Note that bricks are only created in the body of the function board0. More specifically, the put2D function is used to create four unit bricks in a square configuration. Each brick in this configuration is randomly selected from brickList via the function call randomBrick ().

A standard geometric algorithm is then used to create a 16×16 chessboard-like artifact.

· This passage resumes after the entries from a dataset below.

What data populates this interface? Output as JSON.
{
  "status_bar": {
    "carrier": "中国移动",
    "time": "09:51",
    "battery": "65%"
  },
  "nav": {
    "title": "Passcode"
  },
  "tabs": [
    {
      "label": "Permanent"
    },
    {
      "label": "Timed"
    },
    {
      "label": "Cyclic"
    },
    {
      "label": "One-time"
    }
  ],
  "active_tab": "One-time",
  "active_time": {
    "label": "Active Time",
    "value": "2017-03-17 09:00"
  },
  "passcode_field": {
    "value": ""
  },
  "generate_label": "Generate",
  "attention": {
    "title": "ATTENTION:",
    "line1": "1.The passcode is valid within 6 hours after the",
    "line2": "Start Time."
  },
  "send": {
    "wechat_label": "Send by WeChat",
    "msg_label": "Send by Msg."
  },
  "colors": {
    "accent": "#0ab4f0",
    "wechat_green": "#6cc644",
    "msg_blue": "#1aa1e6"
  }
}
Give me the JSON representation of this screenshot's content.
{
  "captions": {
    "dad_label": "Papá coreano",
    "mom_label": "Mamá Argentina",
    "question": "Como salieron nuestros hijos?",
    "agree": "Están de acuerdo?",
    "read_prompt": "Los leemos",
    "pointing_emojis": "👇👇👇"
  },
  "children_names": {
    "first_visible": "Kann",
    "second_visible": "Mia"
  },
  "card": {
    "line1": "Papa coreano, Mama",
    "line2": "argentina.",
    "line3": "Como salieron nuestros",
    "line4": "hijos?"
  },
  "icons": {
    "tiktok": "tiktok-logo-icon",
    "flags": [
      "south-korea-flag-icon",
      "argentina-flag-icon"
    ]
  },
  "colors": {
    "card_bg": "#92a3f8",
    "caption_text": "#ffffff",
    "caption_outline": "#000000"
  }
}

It is worth mentioning that the distribtion of brick colors can be changed by creating a brickList in which desired bricks occur more frequently. For example, the following brick list

[RED, GREEN, YELLOW, BLUE, BLUE]

will randomly select BLUE bricks more frequently than other colored bricks. While this technique offers some control over brick distribution it is not meant to be used as a mechanism to create complex distributions.

open Level_3;

val brickList = [RED, GREEN, YELLOW, BLUE];

val randomBrick = generateRandomBrickFn brickList;

fun board0 (x,z) =
    let
        val delta = 1;
        
        val brick1 = randomBrick ();
        val brick2 = randomBrick ();
        val brick3 = randomBrick ();
        val brick4 = randomBrick ();
    in
        put2D (1,1) brick1 (x        , z        );
        put2D (1,1) brick2 (x + delta, z        );        
        put2D (1,1) brick3 (x + delta, z + delta);        
        put2D (1,1) brick4 (x        , z + delta)        
    end;

fun board1 (x,z) =
    let
        val delta = 2*1;
    in
        board0 (x        , z        );
        board0 (x + delta, z        );        
        board0 (x + delta, z + delta);        
        board0 (x        , z + delta)                
    end;

fun board2 (x,z) =
    let
        val delta = 2*2*1;
    in
        board1 (x        , z        );
        board1 (x + delta, z        );        
        board1 (x + delta, z + delta);        
        board1 (x        , z + delta)                
    end;

fun board3 (x,z) =
    let
        val delta = 2*2*2*1;
    in
        board2 (x        , z        );
        board2 (x + delta, z        );        
        board2 (x + delta, z + delta);        
        board2 (x        , z + delta)                
    end;

build2D (32,32);

board3 (0,0);

show2D "random 2D";
random_2D.png
A 2D artifact created using randomly selected RED, GREEN, BLUE, and YELLOW bricks.